Why this matters: With domestic gas supply still tight, this anchors the gas hub narrative in infrastructure rather than domestic production. Egypt doesn’t need surplus gas to sell the hub story. In the minister’s framing, the hub status is defined by infrastructure capacity and routing capability. Egypt is one of the few players in the region that has both liquefaction and regasification terminals.

We’ve built the capability to move gas in multiple directions, Badawi pointed out, citing the country’s floating storage and regasification units with a combined capacity of around 2.8 bcf/d, alongside pipeline gas inflows from Israel of about 1 bcf/d. That optionality, he said, allows Egypt to meet domestic demand while honoring export and contractual commitments.
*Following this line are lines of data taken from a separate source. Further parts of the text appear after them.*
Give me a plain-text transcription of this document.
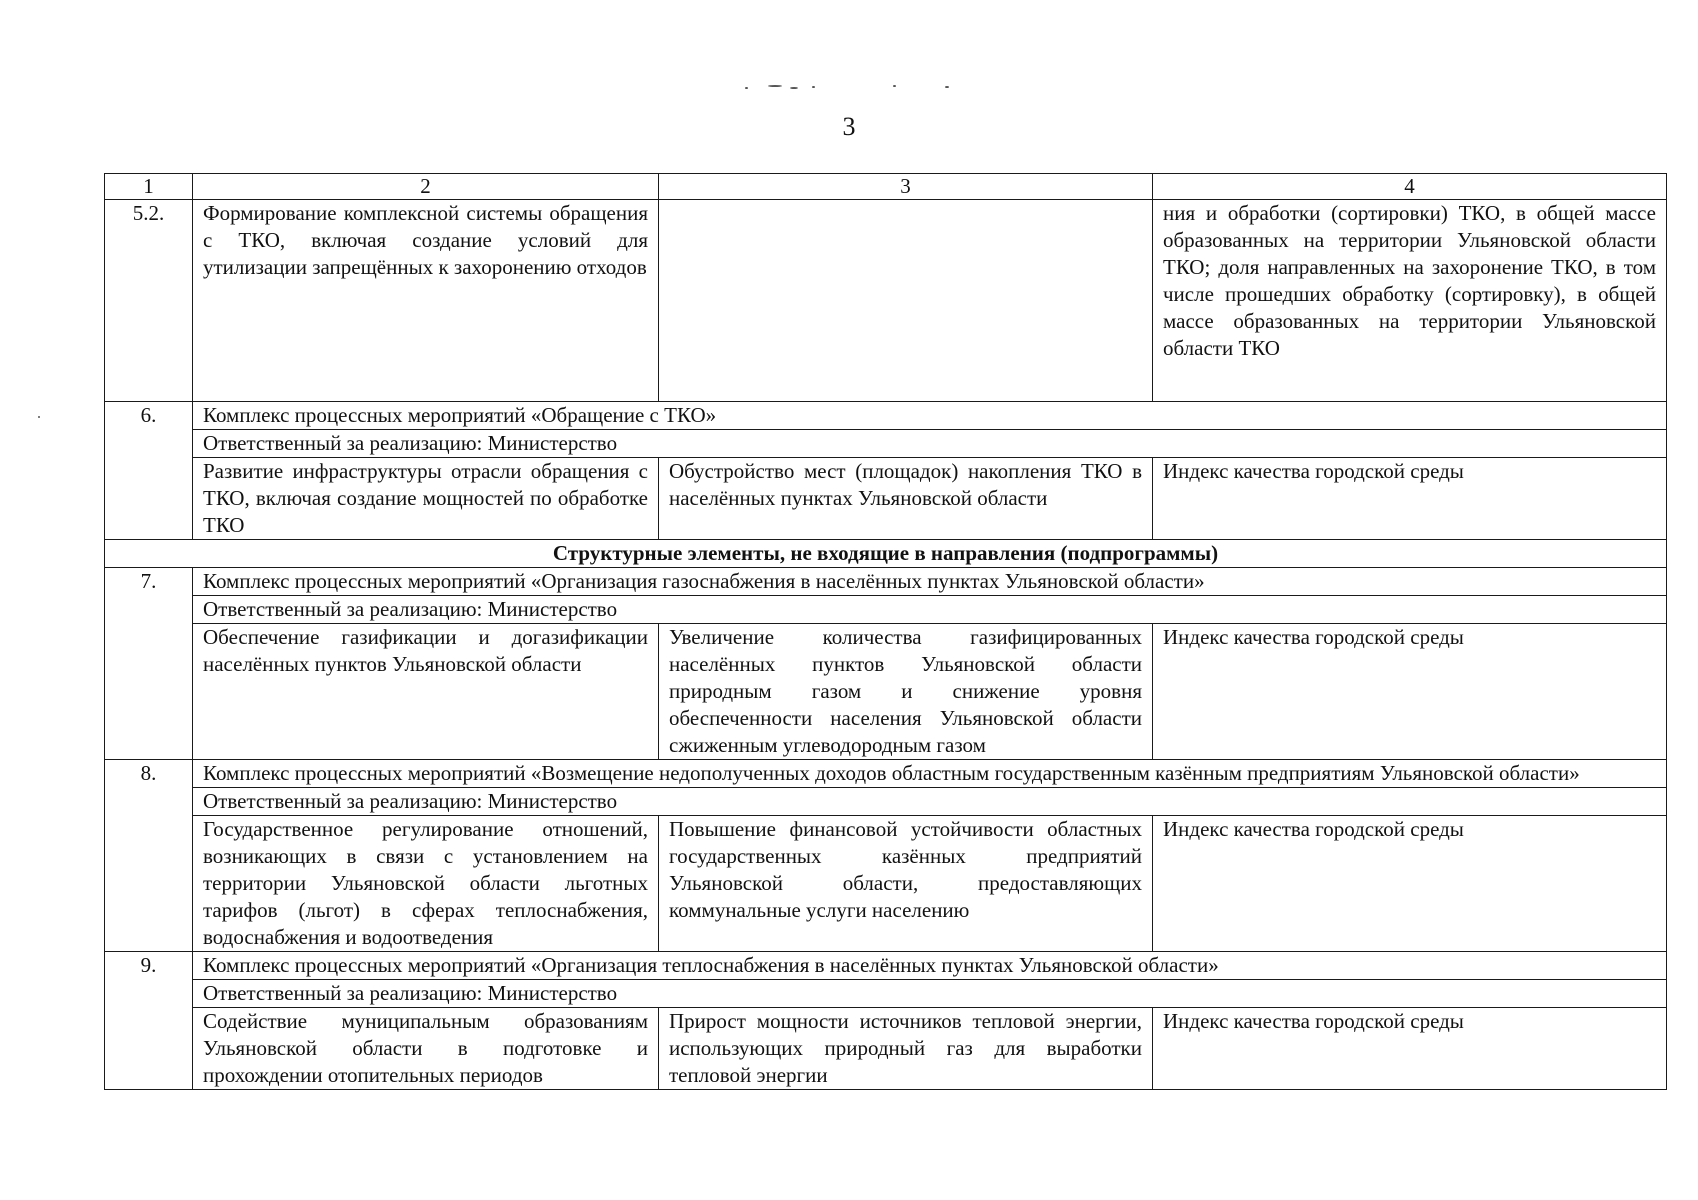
3
1	2	3	4
5.2.	Формирование комплексной системы обращения с ТКО, включая создание условий для утилизации запрещённых к захоронению отходов		ния и обработки (сортировки) ТКО, в общей массе образованных на территории Ульяновской области ТКО; доля направленных на захоронение ТКО, в том числе прошедших обработку (сортировку), в общей массе образованных на территории Ульяновской области ТКО
6.	Комплекс процессных мероприятий «Обращение с ТКО»		
	Ответственный за реализацию: Министерство		
	Развитие инфраструктуры отрасли обращения с ТКО, включая создание мощностей по обработке ТКО	Обустройство мест (площадок) накопления ТКО в населённых пунктах Ульяновской области	Индекс качества городской среды
Структурные элементы, не входящие в направления (подпрограммы)			
7.	Комплекс процессных мероприятий «Организация газоснабжения в населённых пунктах Ульяновской области»		
	Ответственный за реализацию: Министерство		
	Обеспечение газификации и догазификации населённых пунктов Ульяновской области	Увеличение количества газифицированных населённых пунктов Ульяновской области природным газом и снижение уровня обеспеченности населения Ульяновской области сжиженным углеводородным газом	Индекс качества городской среды
8.	Комплекс процессных мероприятий «Возмещение недополученных доходов областным государственным казённым предприятиям Ульяновской области»		
	Ответственный за реализацию: Министерство		
	Государственное регулирование отношений, возникающих в связи с установлением на территории Ульяновской области льготных тарифов (льгот) в сферах теплоснабжения, водоснабжения и водоотведения	Повышение финансовой устойчивости областных государственных казённых предприятий Ульяновской области, предоставляющих коммунальные услуги населению	Индекс качества городской среды
9.	Комплекс процессных мероприятий «Организация теплоснабжения в населённых пунктах Ульяновской области»		
	Ответственный за реализацию: Министерство		
	Содействие муниципальным образованиям Ульяновской области в подготовке и прохождении отопительных периодов	Прирост мощности источников тепловой энергии, использующих природный газ для выработки тепловой энергии	Индекс качества городской среды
Egypt isn’t the only regional player doubling down on this strategy

Turkey is doubling down on Mediterranean LNG import and re-export infrastructure, with plans to double capacity at the existing Dortyol terminal to 56 mn cbm and develop a new FSRU terminal on the Mediterranean coast between Gazipasa and Anamur.

The pattern: Ankara is also leveraging its unique geographic location and advanced gas infrastructure to double down on its role as a re-export hub to the energy-hungry European continent. Turkey has been clinching short- and long-term LNG supply agreements left and right over the past year to help diversify its natural gas sources away from Russia, its largest supplier over the last two decades, to create its own “Turkish blend” — an export product created by mixing gas from different countries.